Metasurface Holography Reaching the Highest Efficiency Limit in the Visible via One‐Step Nanoparticle‐Embedded‐Resin Printing

Metasurface holography, the reconstruction of holographic images by modulating the spatial amplitude and phase of light using metasurfaces, has emerged as a next‐generation display technology. However, conventional fabrication techniques used to realize metaholograms are limited by their small patterning areas, high manufacturing costs, and low throughput, which hinder their practical use. Herein, a high efficiency hologram using a one‐step nanomanufacturing method with a titanium dioxide nanoparticle‐embedded‐resin, allowing for high‐throughput and low‐cost fabrication is demonstrated.
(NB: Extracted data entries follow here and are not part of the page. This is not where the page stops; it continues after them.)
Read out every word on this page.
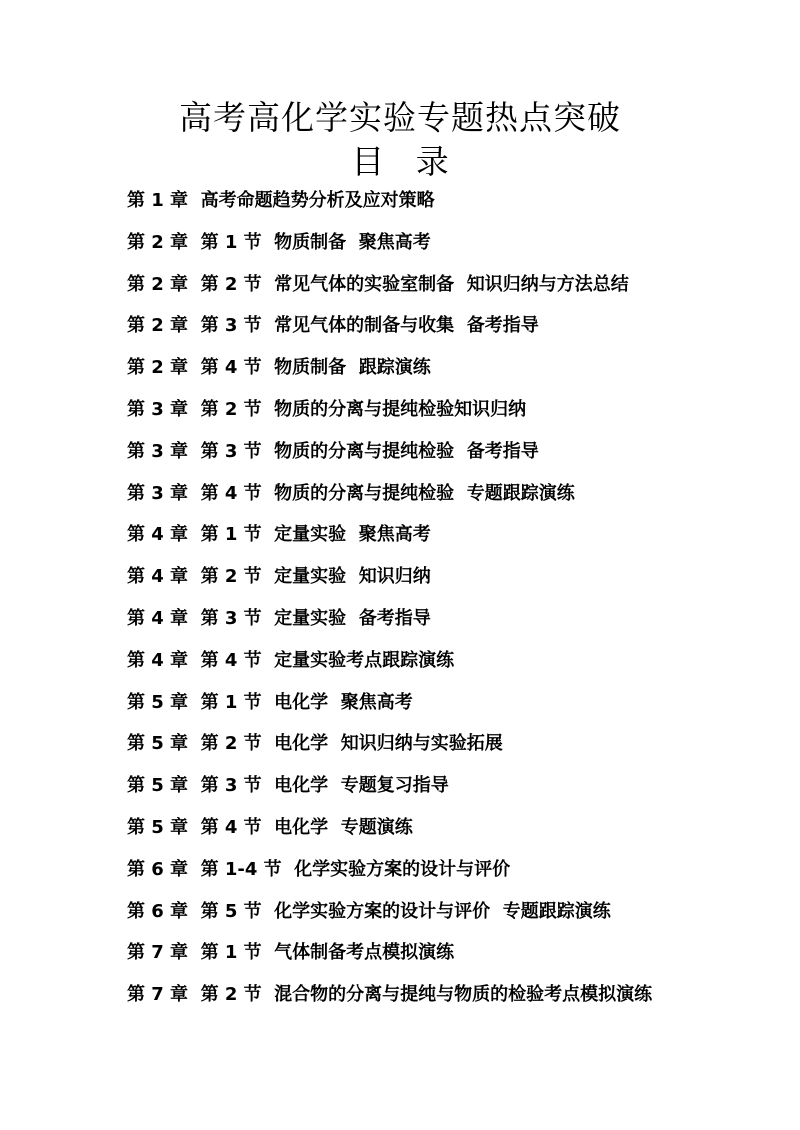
高考高化学实验专题热点突破
目   录
第 1 章  高考命题趋势分析及应对策略
第 2 章  第 1 节  物质制备  聚焦高考
第 2 章  第 2 节  常见气体的实验室制备  知识归纳与方法总结
第 2 章  第 3 节  常见气体的制备与收集  备考指导
第 2 章  第 4 节  物质制备  跟踪演练
第 3 章  第 2 节  物质的分离与提纯检验知识归纳
第 3 章  第 3 节  物质的分离与提纯检验  备考指导
第 3 章  第 4 节  物质的分离与提纯检验  专题跟踪演练
第 4 章  第 1 节  定量实验  聚焦高考
第 4 章  第 2 节  定量实验  知识归纳
第 4 章  第 3 节  定量实验  备考指导
第 4 章  第 4 节  定量实验考点跟踪演练
第 5 章  第 1 节  电化学  聚焦高考
第 5 章  第 2 节  电化学  知识归纳与实验拓展
第 5 章  第 3 节  电化学  专题复习指导
第 5 章  第 4 节  电化学  专题演练
第 6 章  第 1-4 节  化学实验方案的设计与评价
第 6 章  第 5 节  化学实验方案的设计与评价  专题跟踪演练
第 7 章  第 1 节  气体制备考点模拟演练
第 7 章  第 2 节  混合物的分离与提纯与物质的检验考点模拟演练
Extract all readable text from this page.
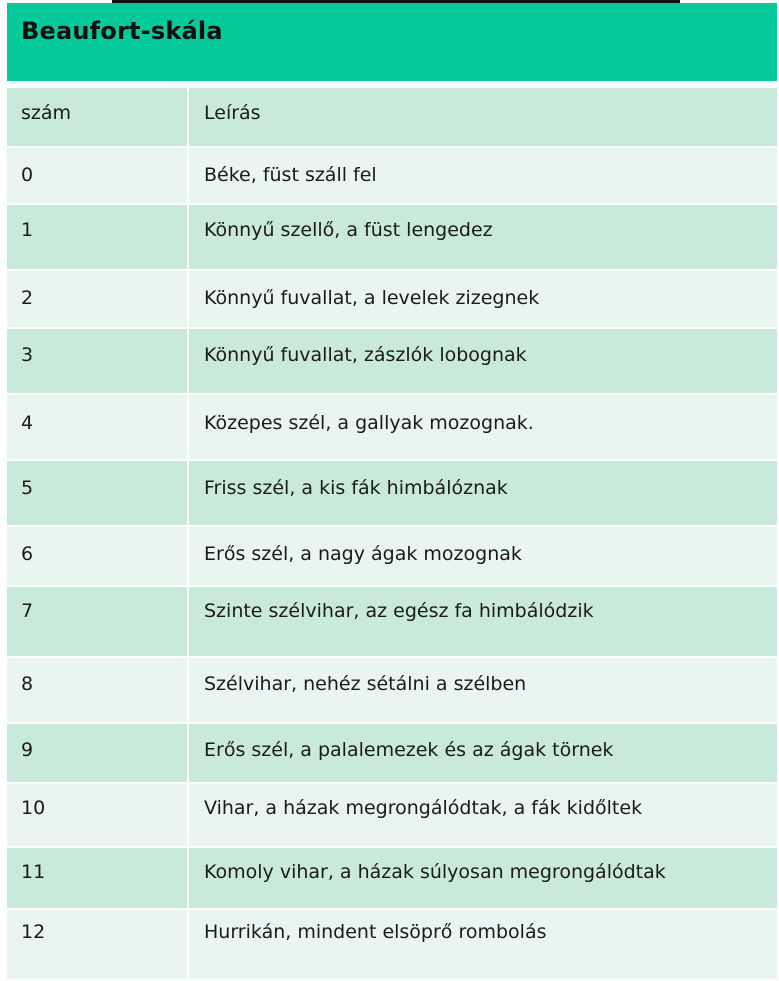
Beaufort-skála
szám	Leírás
0	Béke, füst száll fel
1	Könnyű szellő, a füst lengedez
2	Könnyű fuvallat, a levelek zizegnek
3	Könnyű fuvallat, zászlók lobognak
4	Közepes szél, a gallyak mozognak.
5	Friss szél, a kis fák himbálóznak
6	Erős szél, a nagy ágak mozognak
7	Szinte szélvihar, az egész fa himbálódzik
8	Szélvihar, nehéz sétálni a szélben
9	Erős szél, a palalemezek és az ágak törnek
10	Vihar, a házak megrongálódtak, a fák kidőltek
11	Komoly vihar, a házak súlyosan megrongálódtak
12	Hurrikán, mindent elsöprő rombolás
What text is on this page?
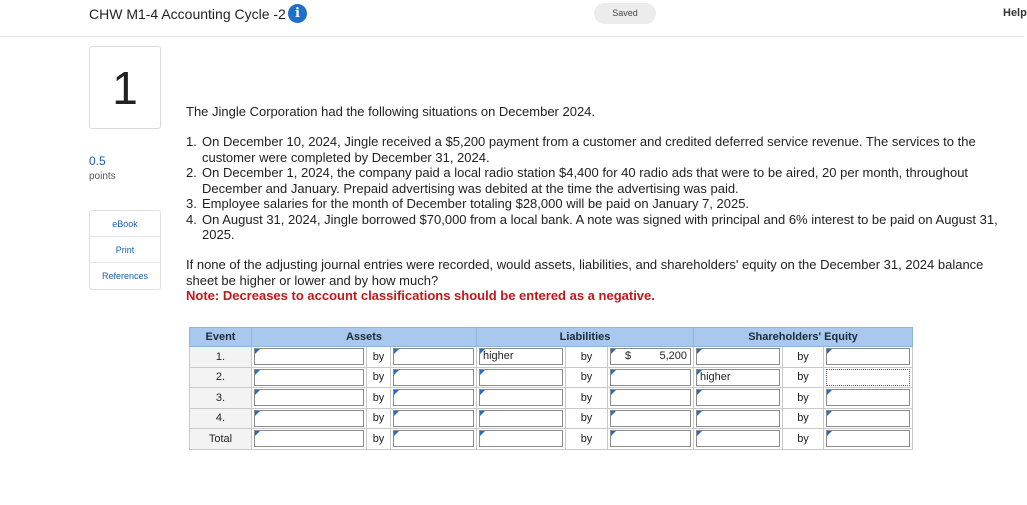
CHW M1-4 Accounting Cycle -2 i	Saved	Help
1
0.5
points
eBook
Print
References
The Jingle Corporation had the following situations on December 2024.
1. On December 10, 2024, Jingle received a $5,200 payment from a customer and credited deferred service revenue. The services to the customer were completed by December 31, 2024.
2. On December 1, 2024, the company paid a local radio station $4,400 for 40 radio ads that were to be aired, 20 per month, throughout December and January. Prepaid advertising was debited at the time the advertising was paid.
3. Employee salaries for the month of December totaling $28,000 will be paid on January 7, 2025.
4. On August 31, 2024, Jingle borrowed $70,000 from a local bank. A note was signed with principal and 6% interest to be paid on August 31, 2025.
If none of the adjusting journal entries were recorded, would assets, liabilities, and shareholders' equity on the December 31, 2024 balance sheet be higher or lower and by how much?
Note: Decreases to account classifications should be entered as a negative.
Event	Assets			Liabilities			Shareholders' Equity		
1.		by		higher	by	$ 5,200		by	

2.		by			by		higher	by	

3.		by			by			by	

4.		by			by			by	

Total		by			by			by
At a single wavelength, a record high theoretical efficiency of 96.9% is demonstrated with an experimentally measured conversion efficiency of 90.6% and zero‐order diffraction of 7.3% producing an ultrahigh‐efficiency, twin‐image free hologram that can even be directly observed under ambient light conditions. Moreover, a broadband meta‐atom with an average efficiency of 76.0% is designed, and a metahologram with an average efficiency of 62.4% at visible wavelengths from 450 to 650 nm is experimentally demonstrated. An ultrahigh‐efficiency hologram using a one‐step printing of a TiO2 nanoparticle‐embedded‐resin (nano‐PER) is designed and experimentally demonstrated. Record efficiencies of 96.9% and 90.6% are theoretically and experimentally realized. The extremely high efficiency allows the holographic images to be clearly observed even under ambient lighting conditions, while the one‐step nano‐PER nanoimprinting fabrication method allows the realization of high‐throughput and low‐cost metaholograms.